Because people showed up. The first person in my line tells me, "when I heard you were on the roster, I changed my schedule so I could meet you." And the remainder of that signing went just the same. My books sold out in less than 20 minutes and I was scheduled to be there an hour.

If someone could just promise me that my literary career could continue just the same everyday as it has over the last few days, I'd enter that newspaper tomorrow, resignation in hand.

One last observation: After approaching a publisher with my art samples, I was told "We only work with Europeans." (North-South Books) Hmmm.

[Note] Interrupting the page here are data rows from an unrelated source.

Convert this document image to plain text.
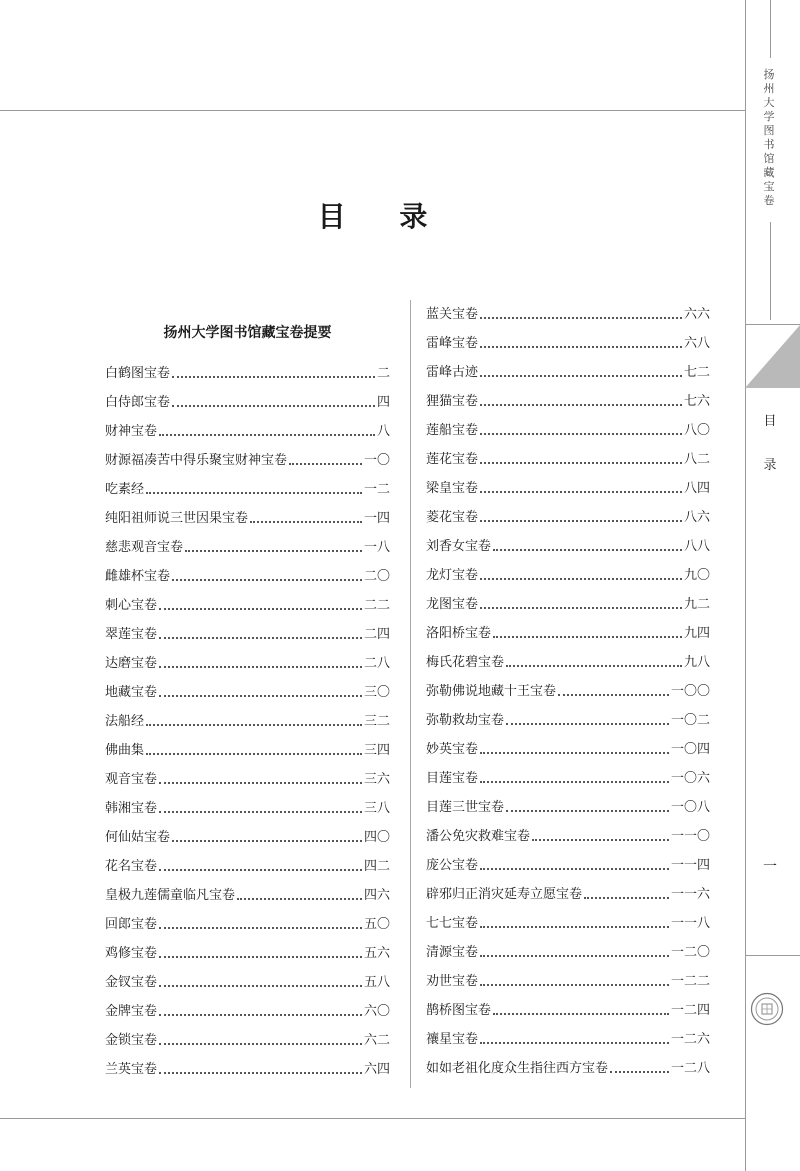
扬州大学图书馆藏宝卷
目录
一
目 录
扬州大学图书馆藏宝卷提要
白鹤图宝卷	二
白侍郎宝卷	四
财神宝卷	八
财源福凑苦中得乐聚宝财神宝卷	一〇
吃素经	一二
纯阳祖师说三世因果宝卷	一四
慈悲观音宝卷	一八
雌雄杯宝卷	二〇
刺心宝卷	二二
翠莲宝卷	二四
达磨宝卷	二八
地藏宝卷	三〇
法船经	三二
佛曲集	三四
观音宝卷	三六
韩湘宝卷	三八
何仙姑宝卷	四〇
花名宝卷	四二
皇极九莲儒童临凡宝卷	四六
回郎宝卷	五〇
鸡修宝卷	五六
金钗宝卷	五八
金牌宝卷	六〇
金锁宝卷	六二
兰英宝卷	六四
蓝关宝卷	六六
雷峰宝卷	六八
雷峰古迹	七二
狸猫宝卷	七六
莲船宝卷	八〇
莲花宝卷	八二
梁皇宝卷	八四
菱花宝卷	八六
刘香女宝卷	八八
龙灯宝卷	九〇
龙图宝卷	九二
洛阳桥宝卷	九四
梅氏花碧宝卷	九八
弥勒佛说地藏十王宝卷	一〇〇
弥勒救劫宝卷	一〇二
妙英宝卷	一〇四
目莲宝卷	一〇六
目莲三世宝卷	一〇八
潘公免灾救难宝卷	一一〇
庞公宝卷	一一四
辟邪归正消灾延寿立愿宝卷	一一六
七七宝卷	一一八
清源宝卷	一二〇
劝世宝卷	一二二
鹊桥图宝卷	一二四
禳星宝卷	一二六
如如老祖化度众生指往西方宝卷	一二八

Unrelated thought for the day: I learned something new. I read this on a t-shirt in downtown San Antonio:

I am NOT Latino,
Latinos are Anglo Europeans from Italy.

I am NOT Hispanic,
Hispanics are Anglo Europeans from Spain.

In the United States each of us has the right to have our ethnicity clearly acknowledged.

I don't know how true this is, after all it was on a t-shirt. But damn, it sure sounded good.

Word of the day: glower

Monday, May 02, 2005

Cheers for Black!

Just received official word from my publishers at Lee & Low Books that Black All Around! my fourth book (second with Lee & Low) has been named to the 2005-2006 Children's Crown Gallery master list. The mission of the Children's Crown Gallery is to encourage elementary students to read wholesome and uplifting books. Students will vote on their favorite book in the spring, so the top selection from a group of ten will be announced then.

I will be signing Black All Around! this week at IRA's (International Reading Association) annual conference in San Antonio, Tuesday May 3, booth #444 at 10: a.m.
Click for more info.

And for Mz. Giget who has been recently experiencing writers block, here's an article from the Lee & Low site on breaking the storytelling mold.

And since I'm way too busy and shouldn't be blogging, I'd better vamoose while I'm ahead.